New Brain Scan Can Now Detect Autism In Infants As Old As 6 Months.
By scanning the brains of babies whose siblings have autism, researchers say they have been able to make reasonably accurate forecasts about which of these high-risk infants will later develop autism themselves.
Currently, clinicians can't diagnose autism until toddlers that are about 2, when the first behavioral and language symptoms of the developmental disorder become noticeable. Scientists are developing more sophisticated screening tests that rely on brain-imaging techniques or eye-tracking technologies that monitor an infant's gaze to pick up early autistic signs still there is no reliable way to diagnose the condition in younger infants.

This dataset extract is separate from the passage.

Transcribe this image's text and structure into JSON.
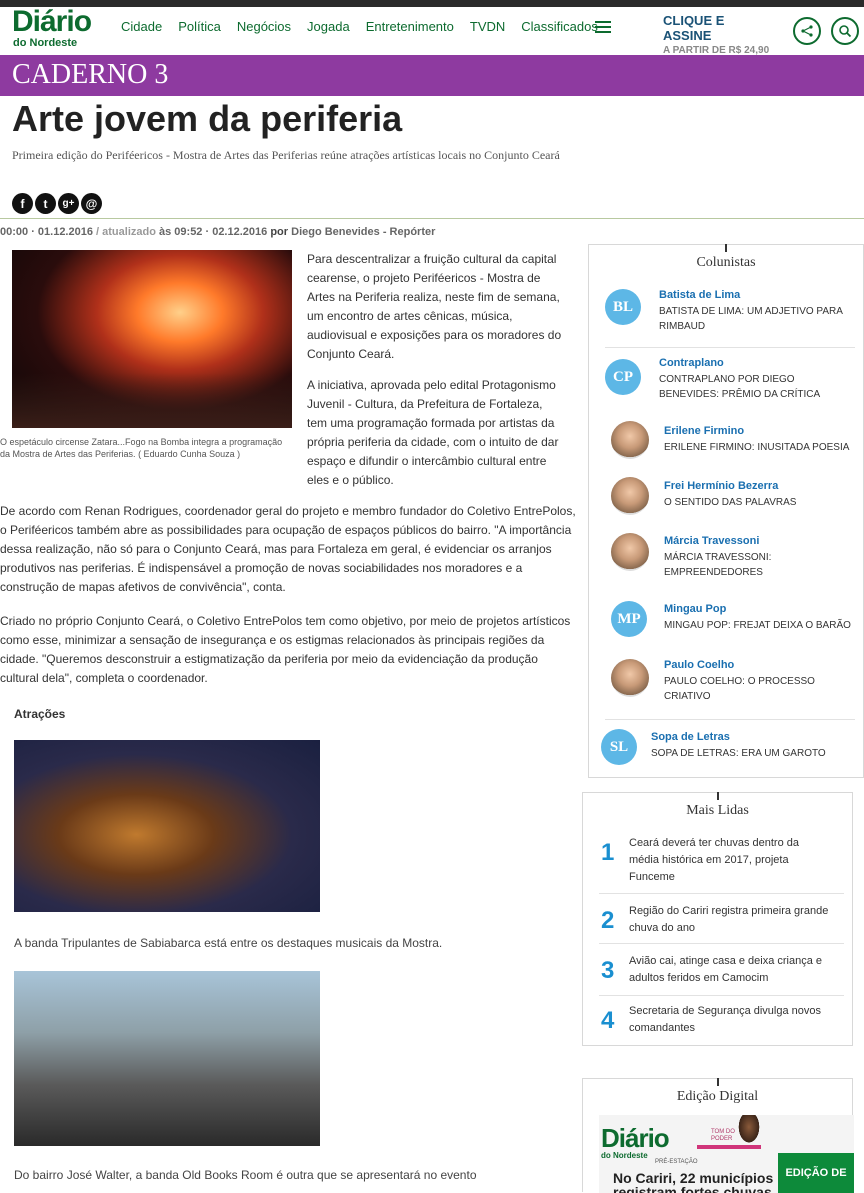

The director of Eunice Kennedy Shriver National Institute of Child Health and Human Development in the US, Diana Bianchi and NIH-funded investigators at the University of North Carolina at Chapel Hill and Washington University School of Medicine in St. Louis used specific magnetic resonance imaging procedure to determine 82 percent of the newborns, who would go on to have autism (9 out of 11) and it correctly identified all of the children, who did not develop autism by using functional connectivity magnetic resonance imaging (fcMRI).
Researchers used a computer-based technology called machine learning, which trains itself to look for differences that can separate the neuro imaging results into two groups, autism or non-autism, and predict future diagnoses. Joshua Gordon, director of the National Institute of Mental Health said that in the future, neuro imaging may be a useful tool to diagnose autism or help health care providers evaluate a child's risk of developing the disorder.
The team eventually found 974 functional connections in the brains of 6 month old infants that were associated with autism-related behaviors. The researchers claimed that a single neuro-imaging scan may accurately predict autism among high-risk infants, but caution that the findings need to be replicated in a larger group. The study is published in the journal of Science Translational medicine.